GridSweeper getting there…

Saturday, October 28th, 2006

Today, amidst a torrent of schoolwork and music, I got around to getting a little closer to a finished GridSweeper. (Sometimes it’s easiest to work on something when you’re using it to avoid working on something else.)

I worked through the fundamental problems of why neither Xgrid nor Sun Grid Engine wanted to run any of the jobs I was giving it. Turned out to be mostly trivial things:

  • On the CSCS machine with SGE installed, the wrong version of Java was being run to execute jobs. I hard-coded a fix for this; I need to put a check in the grunner shell script to support an optional GRIDSWEEPER_JAVA environment variable.
  • SGE doesn’t support the file-transfer mode attribute of DRMAA, so things were grinding to a halt because of that too. I just surrounded the line that set the file-transfer mode with a try/catch block; this is fine since SGE transfers all the files by default anyway. (I also changed the default behavior of XgridDRMAA to match SGE.)
  • I was trying to run jobs with XgridDRMAA from my home directory. But Xgrid jobs (with my non-fancy XgridLite setup) run as the user “nobody”, so it couldn’t access the executable.
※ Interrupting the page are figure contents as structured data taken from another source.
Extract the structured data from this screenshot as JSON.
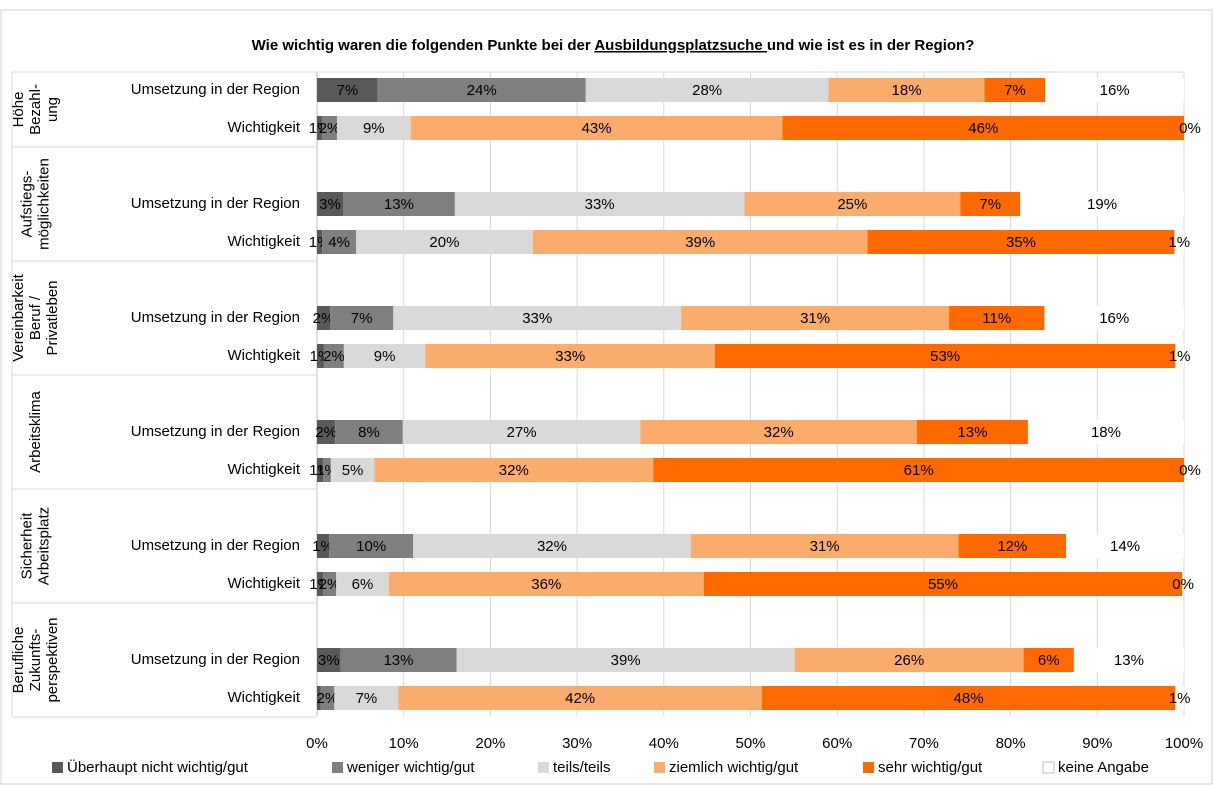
{
  "chart_data": {
    "type": "stacked_barh",
    "title": [
      "Wie wichtig waren die folgenden Punkte bei der ",
      "Ausbildungsplatzsuche ",
      "und wie ist es in der Region?"
    ],
    "groups": [
      [
        "Höhe",
        "Bezahl-",
        "ung"
      ],
      [
        "Aufstiegs-",
        "möglichkeiten"
      ],
      [
        "Vereinbarkeit",
        "Beruf /",
        "Privatleben"
      ],
      [
        "Arbeitsklima"
      ],
      [
        "Sicherheit",
        "Arbeitsplatz"
      ],
      [
        "Berufliche",
        "Zukunfts-",
        "perspektiven"
      ]
    ],
    "categories": [
      "Umsetzung in der Region",
      "Wichtigkeit",
      "Umsetzung in der Region",
      "Wichtigkeit",
      "Umsetzung in der Region",
      "Wichtigkeit",
      "Umsetzung in der Region",
      "Wichtigkeit",
      "Umsetzung in der Region",
      "Wichtigkeit",
      "Umsetzung in der Region",
      "Wichtigkeit"
    ],
    "series": [
      {
        "name": "Überhaupt nicht wichtig/gut",
        "color": "#595959",
        "values": [
          7,
          0.6,
          3,
          0.6,
          1.5,
          0.8,
          2.1,
          0.7,
          1.4,
          0.7,
          2.7,
          0.4
        ],
        "value_labels": [
          "7%",
          "1%",
          "3%",
          "1%",
          "2%",
          "1%",
          "2%",
          "1%",
          "1%",
          "1%",
          "3%",
          null
        ]
      },
      {
        "name": "weniger wichtig/gut",
        "color": "#7f7f7f",
        "values": [
          24,
          1.7,
          12.9,
          3.9,
          7.3,
          2.3,
          7.8,
          0.9,
          9.7,
          1.5,
          13.4,
          1.6
        ],
        "value_labels": [
          "24%",
          "2%",
          "13%",
          "4%",
          "7%",
          "2%",
          "8%",
          "1%",
          "10%",
          "2%",
          "13%",
          "2%"
        ]
      },
      {
        "name": "teils/teils",
        "color": "#d9d9d9",
        "values": [
          28,
          8.5,
          33.4,
          20.4,
          33.2,
          9.4,
          27.4,
          5.0,
          32,
          6.1,
          39,
          7.4
        ],
        "value_labels": [
          "28%",
          "9%",
          "33%",
          "20%",
          "33%",
          "9%",
          "27%",
          "5%",
          "32%",
          "6%",
          "39%",
          "7%"
        ]
      },
      {
        "name": "ziemlich wichtig/gut",
        "color": "#f9ac6b",
        "values": [
          18,
          42.9,
          24.9,
          38.6,
          30.9,
          33.4,
          31.9,
          32.2,
          30.9,
          36.3,
          26.4,
          41.9
        ],
        "value_labels": [
          "18%",
          "43%",
          "25%",
          "39%",
          "31%",
          "33%",
          "32%",
          "32%",
          "31%",
          "36%",
          "26%",
          "42%"
        ]
      },
      {
        "name": "sehr wichtig/gut",
        "color": "#ff6a00",
        "values": [
          7,
          46.3,
          6.9,
          35.4,
          11,
          53.1,
          12.8,
          61.2,
          12.4,
          55.2,
          5.8,
          47.7
        ],
        "value_labels": [
          "7%",
          "46%",
          "7%",
          "35%",
          "11%",
          "53%",
          "13%",
          "61%",
          "12%",
          "55%",
          "6%",
          "48%"
        ]
      },
      {
        "name": "keine Angabe",
        "color": "#ffffff",
        "values": [
          16,
          0,
          18.9,
          1.1,
          16.1,
          1.0,
          18,
          0,
          13.6,
          0.2,
          12.7,
          1.0
        ],
        "value_labels": [
          "16%",
          "0%",
          "19%",
          "1%",
          "16%",
          "1%",
          "18%",
          "0%",
          "14%",
          "0%",
          "13%",
          "1%"
        ]
      }
    ],
    "xlim": [
      0,
      100
    ],
    "xticks": [
      {
        "value": 0,
        "label": "0%"
      },
      {
        "value": 10,
        "label": "10%"
      },
      {
        "value": 20,
        "label": "20%"
      },
      {
        "value": 30,
        "label": "30%"
      },
      {
        "value": 40,
        "label": "40%"
      },
      {
        "value": 50,
        "label": "50%"
      },
      {
        "value": 60,
        "label": "60%"
      },
      {
        "value": 70,
        "label": "70%"
      },
      {
        "value": 80,
        "label": "80%"
      },
      {
        "value": 90,
        "label": "90%"
      },
      {
        "value": 100,
        "label": "100%"
      }
    ],
    "grid": true,
    "legend": "bottom"
  }
}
Solution: just set up a GridSweeper root directory where “nobody” can get to it. (I also added a line to XgridDRMAA to actually record the error returned by execve()…in case this happens again…)

Ah, the joy of debugging. Anyway, GridSweeper now actually runs jobs, which is pretty cool. It doesn’t monitor the jobs, or correctly extract output data from the output files it produces, but that will be easy. (And won’t have any bugs, right?)